2009/1/30 Johannes Beigel johannes.beigel@pediapress.com:
On 29.01.2009, at 13:48, Brianna Laugher wrote:
On Wikimedia Commons a little bit of work has been done to this end: http://commons.wikimedia.org/wiki/Commons:Commons_API
We've been aware of this page and Magnus' implementation, and we think it looks really good!
The information is (AFAIK) scraped from the rendered XHTML of articles. This could be done in a less error-prone way (and more efficiently) if the data would be stored and accessed via database in some way. Of course this would require some discussion, formal decisions and code changes. But as I stated in an earlier post: I think MediaWiki is so widely used by people who want to share and collaborate on free content, that it's not too farfetched to build some "license infrastracture" into the software itself.
I agree that it makes a lot of sense.
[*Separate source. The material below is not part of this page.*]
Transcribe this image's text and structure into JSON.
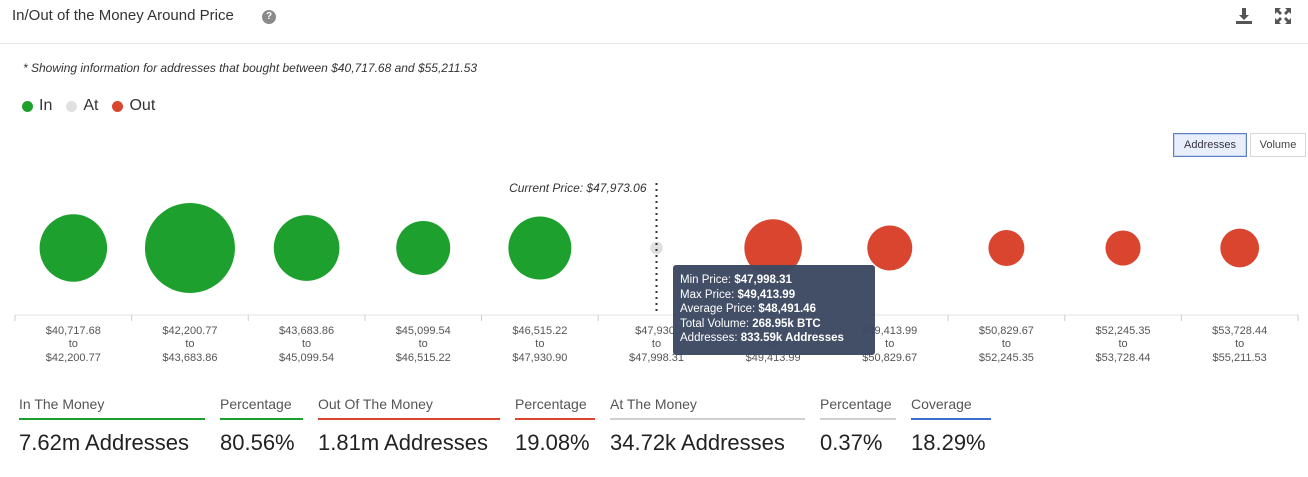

But because it would be a big change, I fear that unless the lead developers show great enthusiasm for the idea, it will take a very long time to be accepted and completed. Whereas building an "add-on" tool can be faster to get to point of functionality.
It may be a good idea to try and build the Commons API to mimic the MediaWiki API, imagining that in the future such information will be available via that. So then hopefully for now people could use the Commons API, and in the future switch to the MediaWiki API by just changing the API URL, and all their queries could stay the same.
How does that sound? Other ideas about how to approach it are welcome...
cheers Brianna
Brianna Laugher schrieb:
I agree that it makes a lot of sense. But because it would be a big change, I fear that unless the lead developers show great enthusiasm for the idea, it will take a very long time to be accepted and completed. Whereas building an "add-on" tool can be faster to get to point of functionality.
Guys, before re-inventing several wheels, please look at what we already have.
Please have a look at http://commons.wikimedia.org/wiki/Commons:Tag_categories, which defines a way to make license tags machine readable. Using that scheme, it would be easy to build a script on the toolserver that delivers metadata in a machine readable form. No need for screen scraping.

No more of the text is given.